Thank you both for your responses. I agree that much of this makes no sense, and I am seriously considering driving to meet them at UVA next week in order to get more facts. It is very hard for me to help them when I am never sure if my sister understands or knows the full story. She is just very ill-equipped to handle this. I wish I did not live so far away although 6 hours is drivable, at least.

It has been difficult getting information about my BIL's case because, as I stated in a previous post, he and my sister have high school education only and have never used the internet. They are very unfamiliar with the medical jargon, so it has been quite an adjustment for them. They live in a very small town and have lived paycheck to paycheck for as long as they have been married (16 years).

I have printed loads of stuff from this forum and mailed it to them. I have talked to my sister by phone several times a week to help her understand some of the treatment options, medical jargon, and processes for getting things done (applying for Medicaid, preparing for doctor visits, liquid food ideas, etc).
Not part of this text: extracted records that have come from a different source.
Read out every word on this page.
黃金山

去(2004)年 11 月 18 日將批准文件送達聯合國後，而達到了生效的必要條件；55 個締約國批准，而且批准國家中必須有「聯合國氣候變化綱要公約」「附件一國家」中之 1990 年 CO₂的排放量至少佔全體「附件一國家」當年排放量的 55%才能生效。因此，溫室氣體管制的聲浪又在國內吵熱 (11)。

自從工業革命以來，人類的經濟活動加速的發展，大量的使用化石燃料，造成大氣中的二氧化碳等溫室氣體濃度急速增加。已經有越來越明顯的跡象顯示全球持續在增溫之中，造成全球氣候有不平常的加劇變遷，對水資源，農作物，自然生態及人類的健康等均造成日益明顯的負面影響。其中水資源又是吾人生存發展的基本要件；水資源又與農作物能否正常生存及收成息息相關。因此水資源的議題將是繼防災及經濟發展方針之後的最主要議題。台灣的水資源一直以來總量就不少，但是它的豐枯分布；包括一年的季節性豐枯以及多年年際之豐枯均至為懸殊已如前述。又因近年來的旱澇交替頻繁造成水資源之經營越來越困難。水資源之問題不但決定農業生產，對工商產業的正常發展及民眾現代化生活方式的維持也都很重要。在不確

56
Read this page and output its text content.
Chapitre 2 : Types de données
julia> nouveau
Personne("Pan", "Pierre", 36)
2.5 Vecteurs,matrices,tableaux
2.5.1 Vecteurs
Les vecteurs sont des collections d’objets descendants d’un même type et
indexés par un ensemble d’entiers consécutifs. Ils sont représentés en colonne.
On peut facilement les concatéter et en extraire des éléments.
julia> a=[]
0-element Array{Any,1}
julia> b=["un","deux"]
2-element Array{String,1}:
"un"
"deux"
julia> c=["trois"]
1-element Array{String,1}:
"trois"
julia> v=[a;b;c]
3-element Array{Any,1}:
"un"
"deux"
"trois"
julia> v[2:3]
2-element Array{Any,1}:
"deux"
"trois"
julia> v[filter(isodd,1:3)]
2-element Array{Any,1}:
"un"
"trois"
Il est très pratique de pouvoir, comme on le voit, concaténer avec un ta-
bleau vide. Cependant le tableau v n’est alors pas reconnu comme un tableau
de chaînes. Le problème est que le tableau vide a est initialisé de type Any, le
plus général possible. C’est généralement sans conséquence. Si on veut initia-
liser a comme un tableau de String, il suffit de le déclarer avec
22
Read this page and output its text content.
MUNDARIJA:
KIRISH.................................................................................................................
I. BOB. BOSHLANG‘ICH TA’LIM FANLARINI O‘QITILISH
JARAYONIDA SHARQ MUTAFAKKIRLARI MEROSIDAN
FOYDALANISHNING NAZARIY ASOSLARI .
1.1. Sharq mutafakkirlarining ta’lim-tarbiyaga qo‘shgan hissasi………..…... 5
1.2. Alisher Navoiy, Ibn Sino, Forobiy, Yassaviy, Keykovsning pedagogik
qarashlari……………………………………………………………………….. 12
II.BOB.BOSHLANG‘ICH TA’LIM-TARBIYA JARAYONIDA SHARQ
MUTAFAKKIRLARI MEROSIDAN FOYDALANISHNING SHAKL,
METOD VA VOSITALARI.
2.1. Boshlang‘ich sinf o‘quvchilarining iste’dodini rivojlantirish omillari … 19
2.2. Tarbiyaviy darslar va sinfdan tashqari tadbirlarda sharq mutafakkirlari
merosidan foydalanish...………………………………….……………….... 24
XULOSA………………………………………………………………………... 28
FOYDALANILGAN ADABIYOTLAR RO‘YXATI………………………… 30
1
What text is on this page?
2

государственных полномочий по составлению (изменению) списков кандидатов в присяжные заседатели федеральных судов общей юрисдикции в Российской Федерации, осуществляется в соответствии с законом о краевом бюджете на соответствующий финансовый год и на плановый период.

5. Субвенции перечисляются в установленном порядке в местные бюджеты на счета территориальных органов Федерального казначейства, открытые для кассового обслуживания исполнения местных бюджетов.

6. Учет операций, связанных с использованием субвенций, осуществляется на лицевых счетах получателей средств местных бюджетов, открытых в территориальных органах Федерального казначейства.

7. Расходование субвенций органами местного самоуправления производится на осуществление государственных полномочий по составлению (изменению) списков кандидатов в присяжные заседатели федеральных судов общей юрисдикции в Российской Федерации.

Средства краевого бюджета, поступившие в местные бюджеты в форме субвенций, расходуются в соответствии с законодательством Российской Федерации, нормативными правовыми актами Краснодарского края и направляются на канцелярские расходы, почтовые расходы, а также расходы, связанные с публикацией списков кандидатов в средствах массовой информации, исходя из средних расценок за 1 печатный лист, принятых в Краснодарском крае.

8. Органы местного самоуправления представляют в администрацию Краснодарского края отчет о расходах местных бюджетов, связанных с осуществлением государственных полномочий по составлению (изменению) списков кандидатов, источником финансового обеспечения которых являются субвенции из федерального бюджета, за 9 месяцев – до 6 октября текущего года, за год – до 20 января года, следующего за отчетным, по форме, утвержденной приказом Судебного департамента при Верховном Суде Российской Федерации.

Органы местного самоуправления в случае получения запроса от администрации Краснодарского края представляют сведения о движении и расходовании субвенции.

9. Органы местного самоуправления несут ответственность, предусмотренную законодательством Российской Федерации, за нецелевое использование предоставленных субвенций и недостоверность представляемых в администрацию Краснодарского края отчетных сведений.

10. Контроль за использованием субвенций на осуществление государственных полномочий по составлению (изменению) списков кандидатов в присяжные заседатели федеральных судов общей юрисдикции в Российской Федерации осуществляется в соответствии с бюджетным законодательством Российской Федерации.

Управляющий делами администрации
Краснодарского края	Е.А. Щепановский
She has a couple of other people supporting her, but basically, she is relying on those doctors at UVA to give them direction. They have no "primary care physician" or hometown doctor because for years they just avoided going to the doctor or the dentist since they had no insurance (which is how my BIL's cancer came to be so advanced). I know that sounds like they must have lived under a rock, but really, they are like so many Americans who just try to avoid getting sick, go to work and keep the kids in school and take care of the home.

This all started when BIL went to the local urgent care back in October because of a sore on his tongue and ear pain he'd had for apparently some time. That doctor sent him somewhere else for biopsy, which came back SCC of the tongue. Once his situation was assessed, it was determined that he should see Dr. Reibel at UVA. There, he had a CT and they were told his nodes looked clear. At least this is why my sister relayed to me. My information is only as good as what she tells me. Surgery was scheduled for mid-Jan. I don't know of any other tests that were performed up to this point.

He had at least 2/3 of his tongue removed and it appears that he will not have any further reconstruction, I assume, due to not having insurance. Post surgery pathology report indicated the margins of tongue tissue were clear but that one lymph node had ruptured and was cancerous.

They thought prior to surgery that there was no metastasis because the nodes looked clear on a CT scan. Now THAT doesn't make sense to me because my sister told me that her husband's neck was noticeably swollen beneath his ear before he went to urgent care back in October. That CT scan should have shown a tumor in the node (right?), so already there is some miscommunication.

Last evening when she called, she said that the plan was to now do chemo instead of radiation, but I have talked to her this morning to clarify, and she said it is possible they meant that radiation would be done later rather than not at all--so Brian, the plan probably is to do radiation after the chemo. She said Dr. Reibel did not mention chemo to them on Tuesday or prior to surgery. Now that this has entered the conversation and (to her) the doctors are indicating a sense of urgency, it is really freaking them out.

I did tell her last night when she called so distraught that I had actually expected they would do chemo and radiation because it is "standard" treatment, as you both have written. I also tried to explain to her very clearly what stage 3 means and how the chemo is the best option right now, and she does seem to understand this. She said her husband is not able to grasp it fully because he is refusing to hear that there is any hope. His mother died from cancer when he was a baby, so I think there are a lot of issues coming out here.

And Brian, I totally can appreciate what you have told me about your life/ego prior to cancer in more ways than I will share here, but regarding my BIL, he is a very handsome man who looks and sings like the country singer Tracy Lawrence--so yes, he has much to feel loss for including his identity as a young, vibrant male. He has always been a bit on the shy side, but a real charmer nonetheless and very proud of the houses he builds with his brother. I totally understand, as does my sister, that he is grieving the loss of his ability to communicate--to talk and to sing and to joke with his teenage son--among many, many other things. I know that once cancer comes into one's life, it is such a loss of innocence for there will (for some) never be another moment of total and pure contentment and feeling of being safe and secure because there is always that worry that the cancer is or will be back.

So while I get that he has a lot to be distraught over, it just seems so unfair that there is NO team of experts swooping in to help them--but to be fair, I realize it may be that my sister and her husband have not indicated how much support they need. I'm going to call patient services at UVA this morning on my sister's behalf to see what I can find out. I don't think anyone at UVA realizes how distressed they are.

Again, thank you Eric and Brian for your information and very detailed posts.


Last edited by Scot55; 01-29-2010 06:48 AM.